Before joining OAN last May, Rion was an aspiring political illustrator who drew images of far-right bogeymen including the threat of Sharia law in the U.S. and hospital “death panels,” as well as the Seth Rich conspiracy alleging that Hillary Clinton arranged a contract killing.

Rion was a fixture on her husband Courtland Sykes’ failed Senate campaign during the 2018 midterm elections, where he ran in Missouri on a Trump-esque MAGA platform. Sykes became a subject of widespread derision during the campaign when he issued a statement condemning feminists as “she devils” with “nasty, snake-filled heads,” and by saying he wants “a home-cooked dinner at six every night, one that [Rion] fixes and one that I expect one day to have my daughters learn to fix after they become traditional homemakers and family wives.”

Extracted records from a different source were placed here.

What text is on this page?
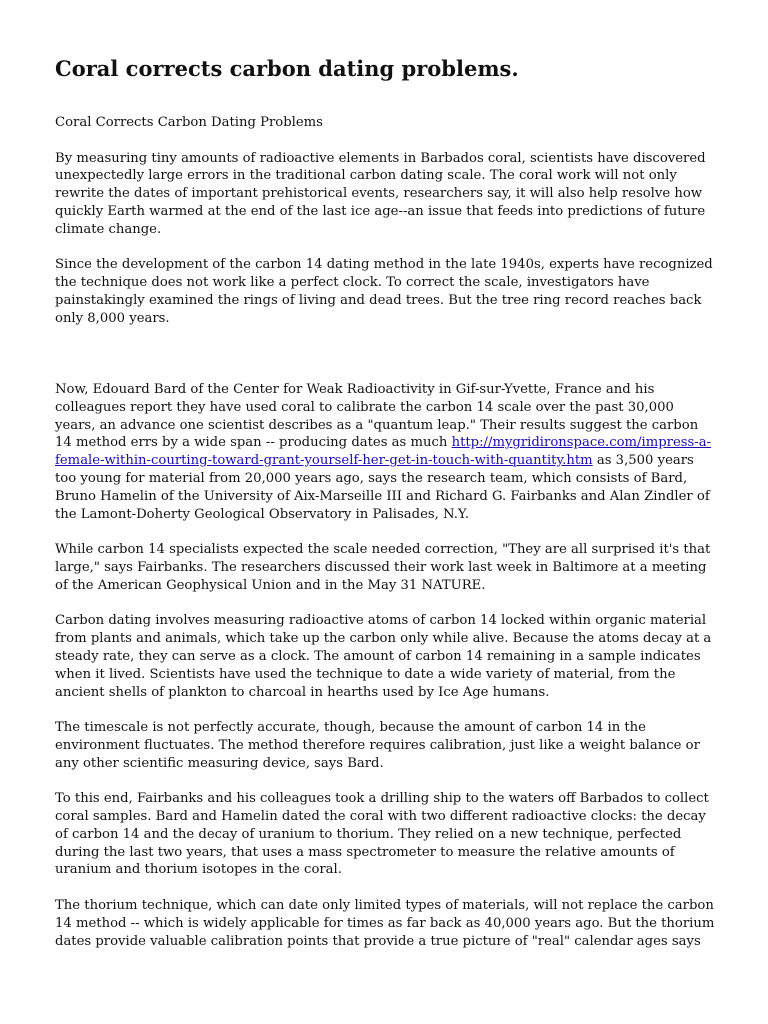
Coral corrects carbon dating problems.

Coral Corrects Carbon Dating Problems

By measuring tiny amounts of radioactive elements in Barbados coral, scientists have discovered unexpectedly large errors in the traditional carbon dating scale. The coral work will not only rewrite the dates of important prehistorical events, researchers say, it will also help resolve how quickly Earth warmed at the end of the last ice age--an issue that feeds into predictions of future climate change.

Since the development of the carbon 14 dating method in the late 1940s, experts have recognized the technique does not work like a perfect clock. To correct the scale, investigators have painstakingly examined the rings of living and dead trees. But the tree ring record reaches back only 8,000 years.

Now, Edouard Bard of the Center for Weak Radioactivity in Gif-sur-Yvette, France and his colleagues report they have used coral to calibrate the carbon 14 scale over the past 30,000 years, an advance one scientist describes as a "quantum leap." Their results suggest the carbon 14 method errs by a wide span -- producing dates as much http://mygridironspace.com/impress-a-female-within-courting-toward-grant-yourself-her-get-in-touch-with-quantity.htm as 3,500 years too young for material from 20,000 years ago, says the research team, which consists of Bard, Bruno Hamelin of the University of Aix-Marseille III and Richard G. Fairbanks and Alan Zindler of the Lamont-Doherty Geological Observatory in Palisades, N.Y.

While carbon 14 specialists expected the scale needed correction, "They are all surprised it's that large," says Fairbanks. The researchers discussed their work last week in Baltimore at a meeting of the American Geophysical Union and in the May 31 NATURE.

Carbon dating involves measuring radioactive atoms of carbon 14 locked within organic material from plants and animals, which take up the carbon only while alive. Because the atoms decay at a steady rate, they can serve as a clock. The amount of carbon 14 remaining in a sample indicates when it lived. Scientists have used the technique to date a wide variety of material, from the ancient shells of plankton to charcoal in hearths used by Ice Age humans.

The timescale is not perfectly accurate, though, because the amount of carbon 14 in the environment fluctuates. The method therefore requires calibration, just like a weight balance or any other scientific measuring device, says Bard.

To this end, Fairbanks and his colleagues took a drilling ship to the waters off Barbados to collect coral samples. Bard and Hamelin dated the coral with two different radioactive clocks: the decay of carbon 14 and the decay of uranium to thorium. They relied on a new technique, perfected during the last two years, that uses a mass spectrometer to measure the relative amounts of uranium and thorium isotopes in the coral.

The thorium technique, which can date only limited types of materials, will not replace the carbon 14 method -- which is widely applicable for times as far back as 40,000 years ago. But the thorium dates provide valuable calibration points that provide a true picture of "real" calendar ages says
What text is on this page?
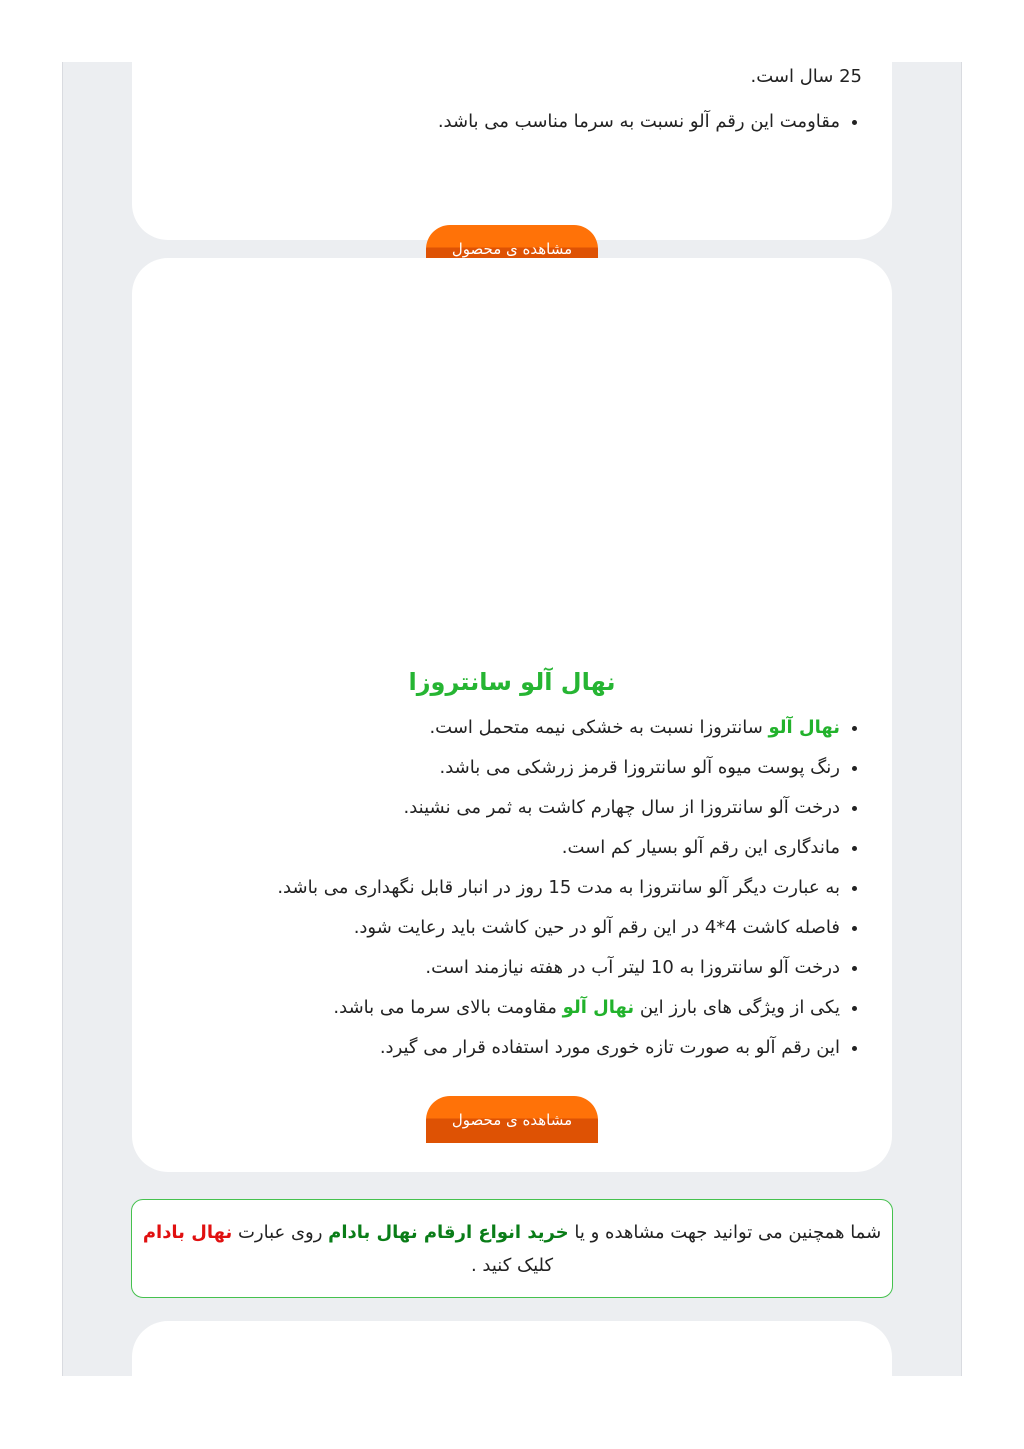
25 سال است.
• مقاومت این رقم آلو نسبت به سرما مناسب می باشد.
مشاهده ی محصول
نهال آلو سانتروزا
• نهال آلو سانتروزا نسبت به خشکی نیمه متحمل است.
• رنگ پوست میوه آلو سانتروزا قرمز زرشکی می باشد.
• درخت آلو سانتروزا از سال چهارم کاشت به ثمر می نشیند.
• ماندگاری این رقم آلو بسیار کم است.
• به عبارت دیگر آلو سانتروزا به مدت 15 روز در انبار قابل نگهداری می باشد.
• فاصله کاشت 4*4 در این رقم آلو در حین کاشت باید رعایت شود.
• درخت آلو سانتروزا به 10 لیتر آب در هفته نیازمند است.
• یکی از ویژگی های بارز این نهال آلو مقاومت بالای سرما می باشد.
• این رقم آلو به صورت تازه خوری مورد استفاده قرار می گیرد.
مشاهده ی محصول
شما همچنین می توانید جهت مشاهده و یا خرید انواع ارقام نهال بادام روی عبارت نهال بادام کلیک کنید .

On air, Rion has implied that the coronavirus was created in a North Carolina laboratory and cited a conspiracy theorist who suggests the virus is a bioweapon used by the “deep state.”

OAN host Liz Wheeler ― a Trump favorite he has promoted on Twitter and whose book he has encouraged his followers to buy ― ran a segment on March 17 condemning mandated social distancing lockdowns and saying “government should not be allowed to forcibly close private businesses, hurting millions of people, even in a pandemic.”

Other OAN segments on the coronavirus in recent weeks have spread dangerous misinformation and included the chyrons “Does social distancing do more harm than good?” and “Can quarantine lockdowns kill the elderly?”

Alongside these opinion shows, OAN has also featured interviews with lawmakers and Trump world political figures. Donald Trump Jr. and Lara Trump, as well as Sens. Mike Braun (R-Ind.) and Mike Lee (R-Utah), Rep. Mo Brooks (R-Ala.) and former Rep. Mike Rogers (R-Ala.) and Hungary’s far-right foreign minister have all appeared on the network in recent weeks.

OAN’s coziness with the White House has also allowed it to continue attending Trump’s coronavirus briefings, even after the White House Correspondents’ Association decided earlier this month to remove the outlet for repeatedly violating strict social distancing guidelines by showing up on days it was not scheduled to attend. OAN has repeatedly attended the briefings since the decision, claiming it has special approval from the White House.

Over the weekend, Trump once again pointed across the room during his press conference to call on the outlet.

“OAN, please. OAN,” Trump said, waving off another reporter’s follow-up question.